Restore Time Objective
Your RTO objective should help determine define your VM size. Let me explain what I mean, by walking over an example.
Your RTO time is an hour. You have VM’s which are 2TB in size because they have multiple disk partitions in the guest operating system. You currently backup using LTO-4 tapes which produce a restore rate of 120/MB’s.
Restore Rate x 60 Seconds x 60 minutes = Restore Amount
120 x 60 x 60 = 432,000 MB
Restore Amount = Resore Time Objective? Yes/No
432,000 MB (422GB) = No Restore Time Objective has been violated
Knowing this we would then dictate the VM would be changed to at least 5 x VM’s to meet the required RTO.
So this then determines our maximum VM size to be 422GB to meet RTO.
VM Size
Now we know our RTO and maximum VM size of 422GB, we then move onto the required space for our VM.

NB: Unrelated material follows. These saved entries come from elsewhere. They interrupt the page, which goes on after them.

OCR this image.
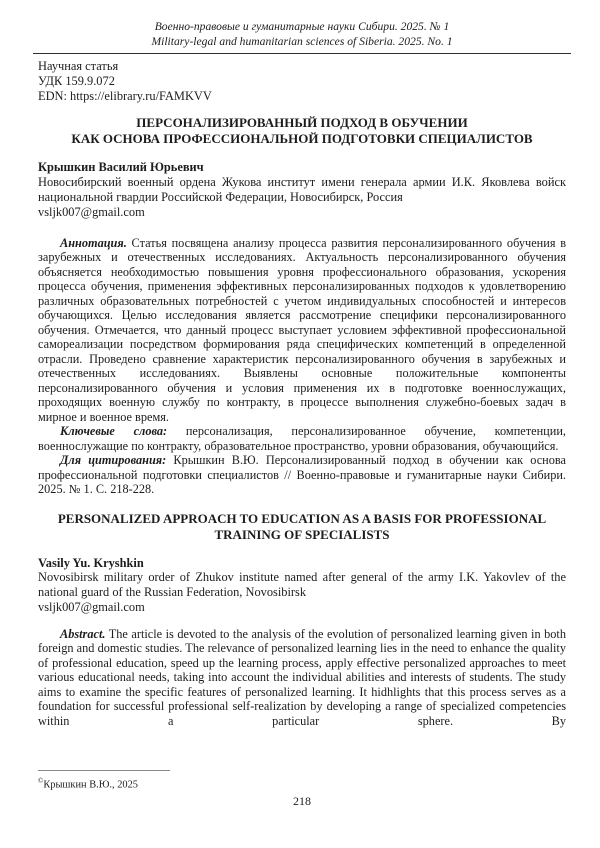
Военно-правовые и гуманитарные науки Сибири. 2025. № 1
Military-legal and humanitarian sciences of Siberia. 2025. No. 1
Научная статья
УДК 159.9.072
EDN: https://elibrary.ru/FAMKVV
ПЕРСОНАЛИЗИРОВАННЫЙ ПОДХОД В ОБУЧЕНИИ
КАК ОСНОВА ПРОФЕССИОНАЛЬНОЙ ПОДГОТОВКИ СПЕЦИАЛИСТОВ
Крышкин Василий Юрьевич
Новосибирский военный ордена Жукова институт имени генерала армии И.К. Яковлева войск национальной гвардии Российской Федерации, Новосибирск, Россия
vsljk007@gmail.com

Аннотация. Статья посвящена анализу процесса развития персонализированного обучения в зарубежных и отечественных исследованиях. Актуальность персонализированного обучения объясняется необходимостью повышения уровня профессионального образования, ускорения процесса обучения, применения эффективных персонализированных подходов к удовлетворению различных образовательных потребностей с учетом индивидуальных способностей и интересов обучающихся. Целью исследования является рассмотрение специфики персонализированного обучения. Отмечается, что данный процесс выступает условием эффективной профессиональной самореализации посредством формирования ряда специфических компетенций в определенной отрасли. Проведено сравнение характеристик персонализированного обучения в зарубежных и отечественных исследованиях. Выявлены основные положительные компоненты персонализированного обучения и условия применения их в подготовке военнослужащих, проходящих военную службу по контракту, в процессе выполнения служебно-боевых задач в мирное и военное время.

Ключевые слова: персонализация, персонализированное обучение, компетенции, военнослужащие по контракту, образовательное пространство, уровни образования, обучающийся.

Для цитирования: Крышкин В.Ю. Персонализированный подход в обучении как основа профессиональной подготовки специалистов // Военно-правовые и гуманитарные науки Сибири. 2025. № 1. С. 218-228.

PERSONALIZED APPROACH TO EDUCATION AS A BASIS FOR PROFESSIONAL
TRAINING OF SPECIALISTS
Vasily Yu. Kryshkin
Novosibirsk military order of Zhukov institute named after general of the army I.K. Yakovlev of the national guard of the Russian Federation, Novosibirsk
vsljk007@gmail.com

Abstract. The article is devoted to the analysis of the evolution of personalized learning given in both foreign and domestic studies. The relevance of personalized learning lies in the need to enhance the quality of professional education, speed up the learning process, apply effective personalized approaches to meet various educational needs, taking into account the individual abilities and interests of students. The study aims to examine the specific features of personalized learning. It hidhlights that this process serves as a foundation for successful professional self-realization by developing a range of specialized competencies within a particular sphere. By

©Крышкин В.Ю., 2025
218
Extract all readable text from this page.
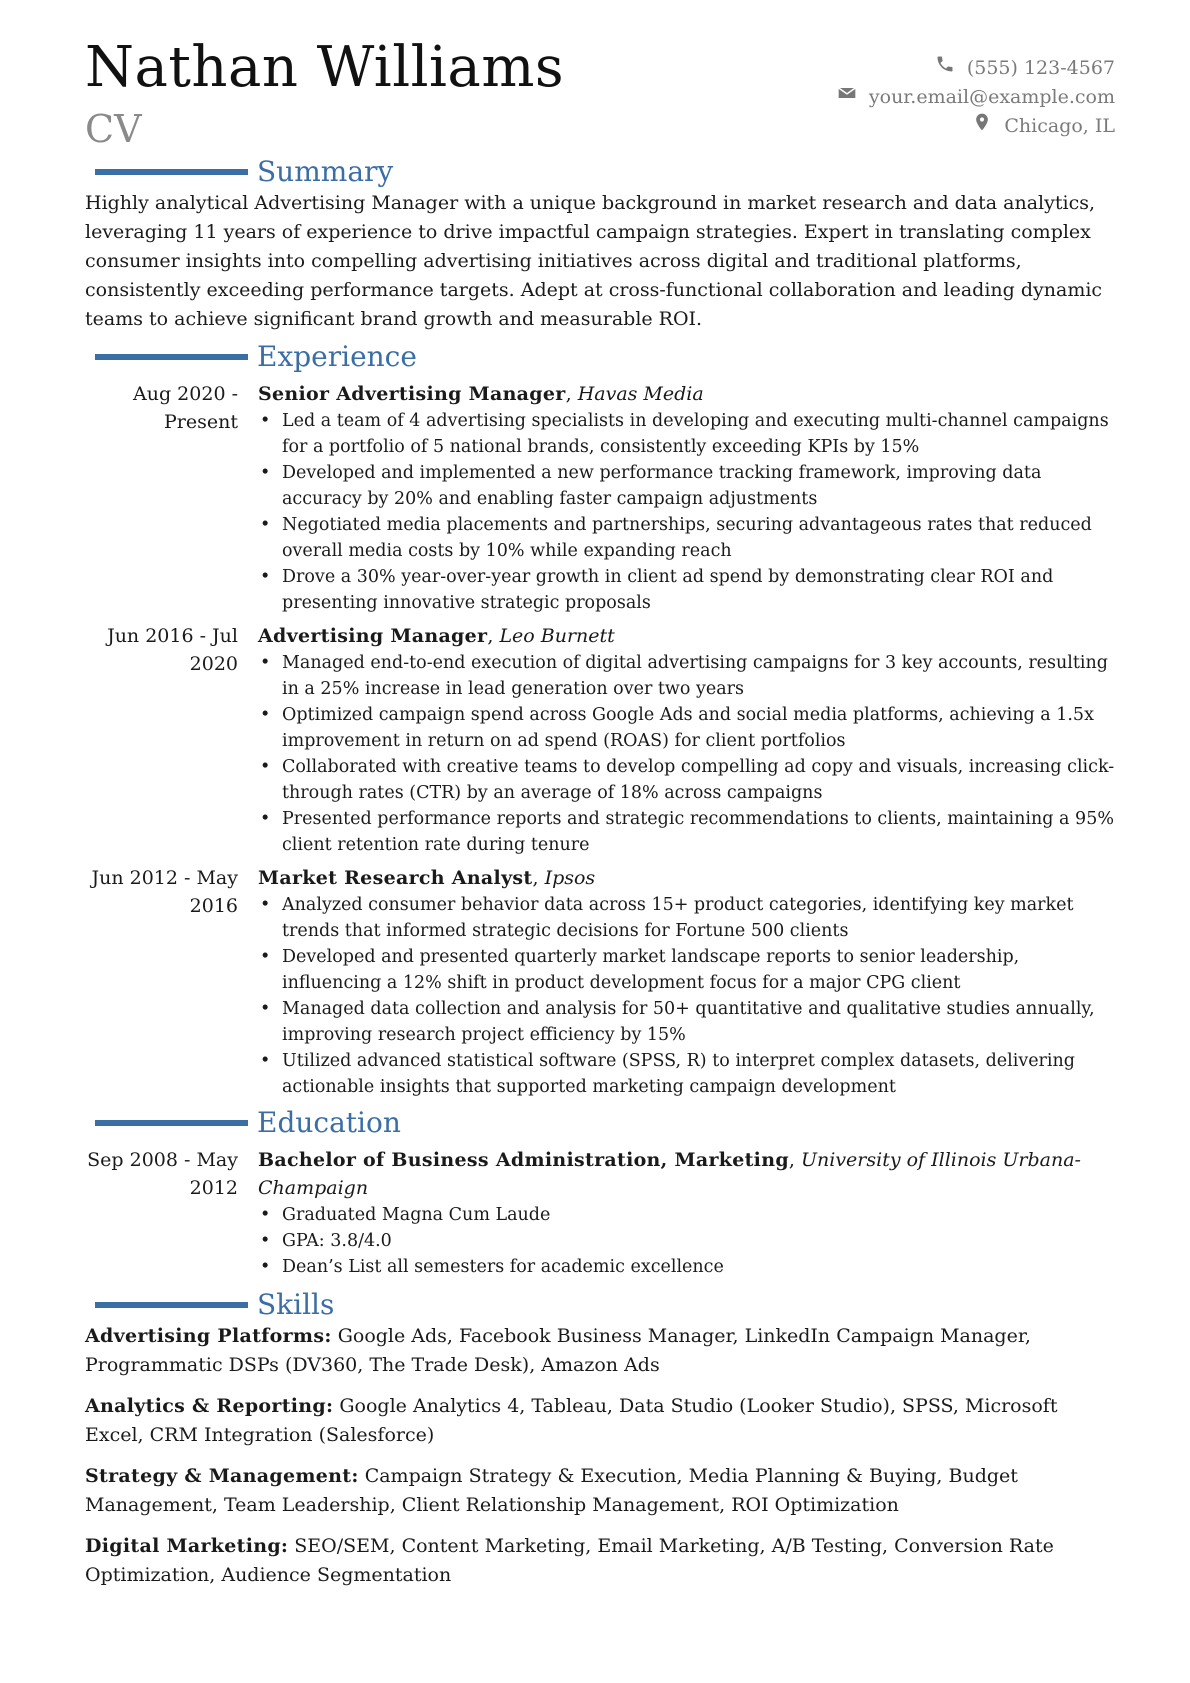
Nathan Williams
CV
(555) 123-4567
your.email@example.com
Chicago, IL
Summary

Highly analytical Advertising Manager with a unique background in market research and data analytics, leveraging 11 years of experience to drive impactful campaign strategies. Expert in translating complex consumer insights into compelling advertising initiatives across digital and traditional platforms, consistently exceeding performance targets. Adept at cross-functional collaboration and leading dynamic teams to achieve significant brand growth and measurable ROI.

Experience
Aug 2020 - Present
Senior Advertising Manager, Havas Media
• Led a team of 4 advertising specialists in developing and executing multi-channel campaigns for a portfolio of 5 national brands, consistently exceeding KPIs by 15%
• Developed and implemented a new performance tracking framework, improving data accuracy by 20% and enabling faster campaign adjustments
• Negotiated media placements and partnerships, securing advantageous rates that reduced overall media costs by 10% while expanding reach
• Drove a 30% year-over-year growth in client ad spend by demonstrating clear ROI and presenting innovative strategic proposals
Jun 2016 - Jul 2020
Advertising Manager, Leo Burnett
• Managed end-to-end execution of digital advertising campaigns for 3 key accounts, resulting in a 25% increase in lead generation over two years
• Optimized campaign spend across Google Ads and social media platforms, achieving a 1.5x improvement in return on ad spend (ROAS) for client portfolios
• Collaborated with creative teams to develop compelling ad copy and visuals, increasing click-through rates (CTR) by an average of 18% across campaigns
• Presented performance reports and strategic recommendations to clients, maintaining a 95% client retention rate during tenure
Jun 2012 - May 2016
Market Research Analyst, Ipsos
• Analyzed consumer behavior data across 15+ product categories, identifying key market trends that informed strategic decisions for Fortune 500 clients
• Developed and presented quarterly market landscape reports to senior leadership, influencing a 12% shift in product development focus for a major CPG client
• Managed data collection and analysis for 50+ quantitative and qualitative studies annually, improving research project efficiency by 15%
• Utilized advanced statistical software (SPSS, R) to interpret complex datasets, delivering actionable insights that supported marketing campaign development
Education
Sep 2008 - May 2012
Bachelor of Business Administration, Marketing, University of Illinois Urbana-Champaign
• Graduated Magna Cum Laude
• GPA: 3.8/4.0
• Dean’s List all semesters for academic excellence
Skills
Advertising Platforms: Google Ads, Facebook Business Manager, LinkedIn Campaign Manager, Programmatic DSPs (DV360, The Trade Desk), Amazon Ads
Analytics & Reporting: Google Analytics 4, Tableau, Data Studio (Looker Studio), SPSS, Microsoft Excel, CRM Integration (Salesforce)
Strategy & Management: Campaign Strategy & Execution, Media Planning & Buying, Budget Management, Team Leadership, Client Relationship Management, ROI Optimization
Digital Marketing: SEO/SEM, Content Marketing, Email Marketing, A/B Testing, Conversion Rate Optimization, Audience Segmentation
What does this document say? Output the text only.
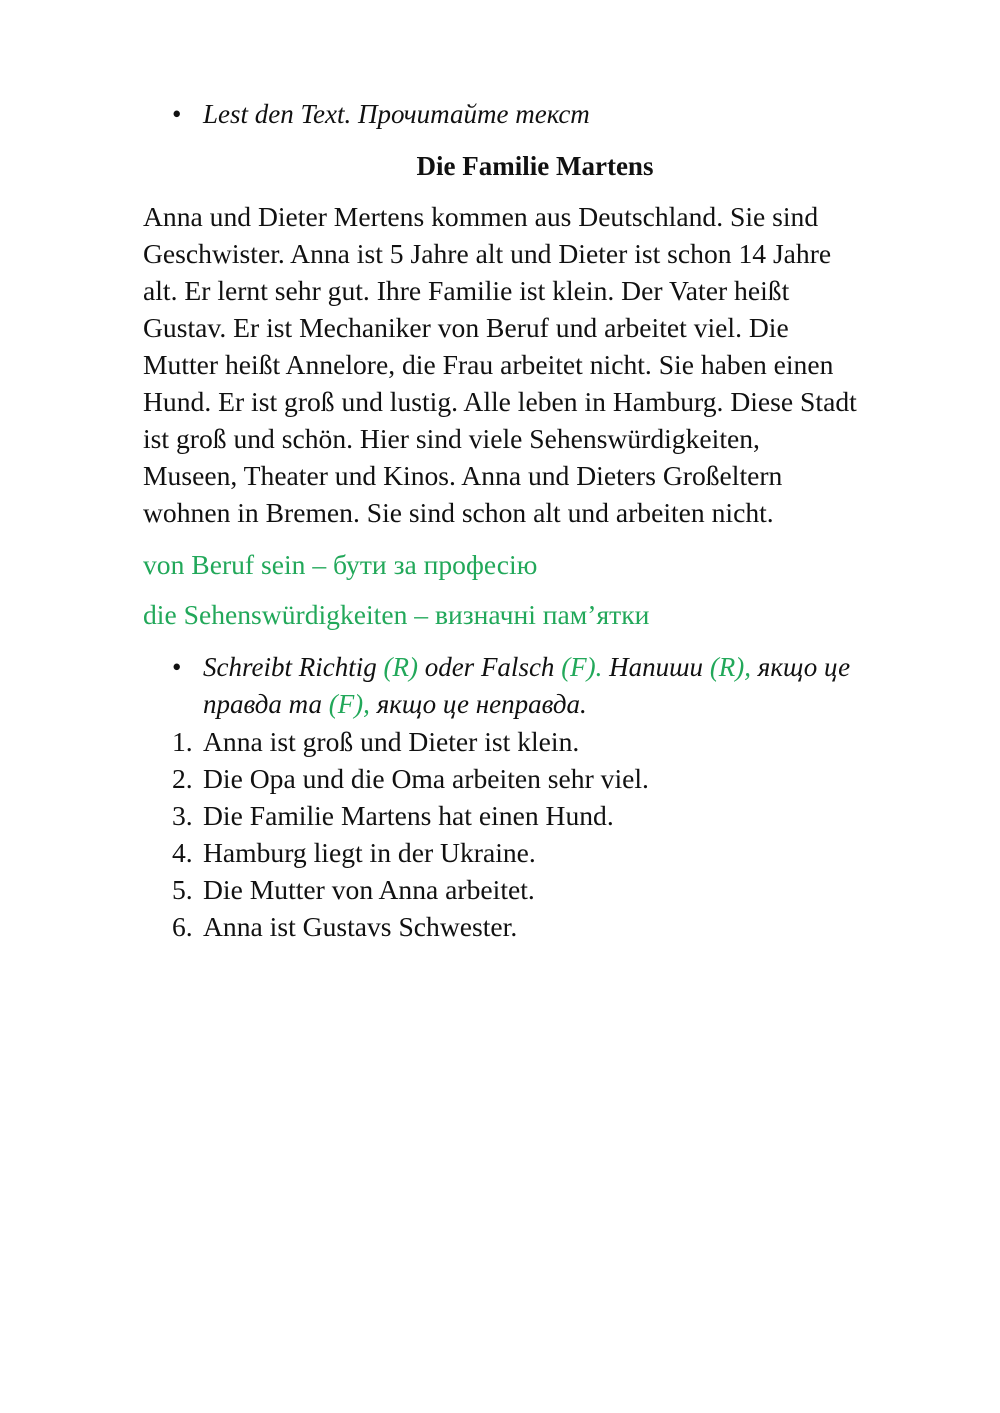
• Lest den Text. Прочитайте текст
Die Familie Martens
Anna und Dieter Mertens kommen aus Deutschland. Sie sind
Geschwister. Anna ist 5 Jahre alt und Dieter ist schon 14 Jahre
alt. Er lernt sehr gut. Ihre Familie ist klein. Der Vater heißt
Gustav. Er ist Mechaniker von Beruf und arbeitet viel. Die
Mutter heißt Annelore, die Frau arbeitet nicht. Sie haben einen
Hund. Er ist groß und lustig. Alle leben in Hamburg. Diese Stadt
ist groß und schön. Hier sind viele Sehenswürdigkeiten,
Museen, Theater und Kinos. Anna und Dieters Großeltern
wohnen in Bremen. Sie sind schon alt und arbeiten nicht.
von Beruf sein – бути за професію
die Sehenswürdigkeiten – визначні пам’ятки
• Schreibt Richtig (R) oder Falsch (F). Напиши (R), якщо це
правда та (F), якщо це неправда.
1. Anna ist groß und Dieter ist klein.
2. Die Opa und die Oma arbeiten sehr viel.
3. Die Familie Martens hat einen Hund.
4. Hamburg liegt in der Ukraine.
5. Die Mutter von Anna arbeitet.
6. Anna ist Gustavs Schwester.
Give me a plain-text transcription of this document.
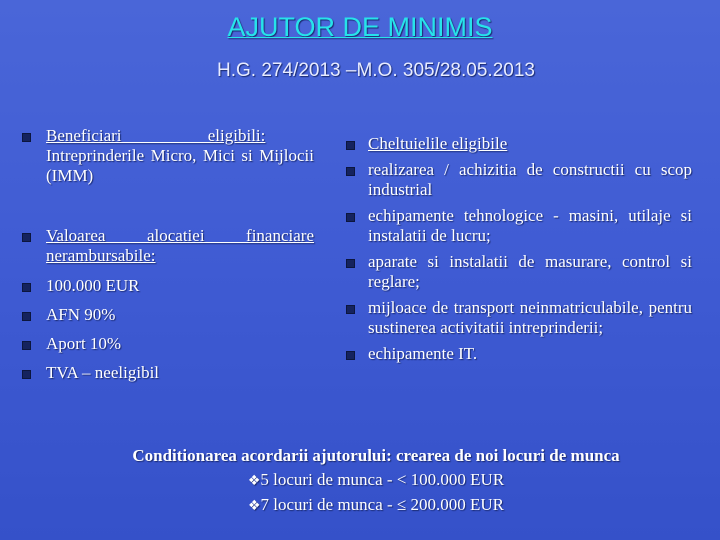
AJUTOR DE MINIMIS
H.G. 274/2013 –M.O. 305/28.05.2013
Beneficiari eligibili:
Intreprinderile Micro, Mici si Mijlocii (IMM)
Valoarea alocatiei financiare nerambursabile:
100.000 EUR
AFN 90%
Aport 10%
TVA – neeligibil
Cheltuielile eligibile
realizarea / achizitia de constructii cu scop industrial
echipamente tehnologice - masini, utilaje si instalatii de lucru;
aparate si instalatii de masurare, control si reglare;
mijloace de transport neinmatriculabile, pentru sustinerea activitatii intreprinderii;
echipamente IT.
Conditionarea acordarii ajutorului: crearea de noi locuri de munca
❖5 locuri de munca - < 100.000 EUR
❖7 locuri de munca - ≤ 200.000 EUR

Maximum VM Size – Swap File = Actual Maximum VM Size
422GB – 8GB = 414GB
Buffer Space
Buffer space is the amount of space we need on the datastore for items such as:
- Log Files
- Snapshots
- Storage vMotion (temporary move space)
Rule of thumb on this is 25%.
Queue Depth
Jason Boche (@jasonboche) wrote an excellent article which can affect performance called VAAI and the Unlimited VM’s per Datastore Urban Myth
Queue Depth for HBA’s is defaulted at 32, please check with your vendor if this should be altered for a vSphere environment.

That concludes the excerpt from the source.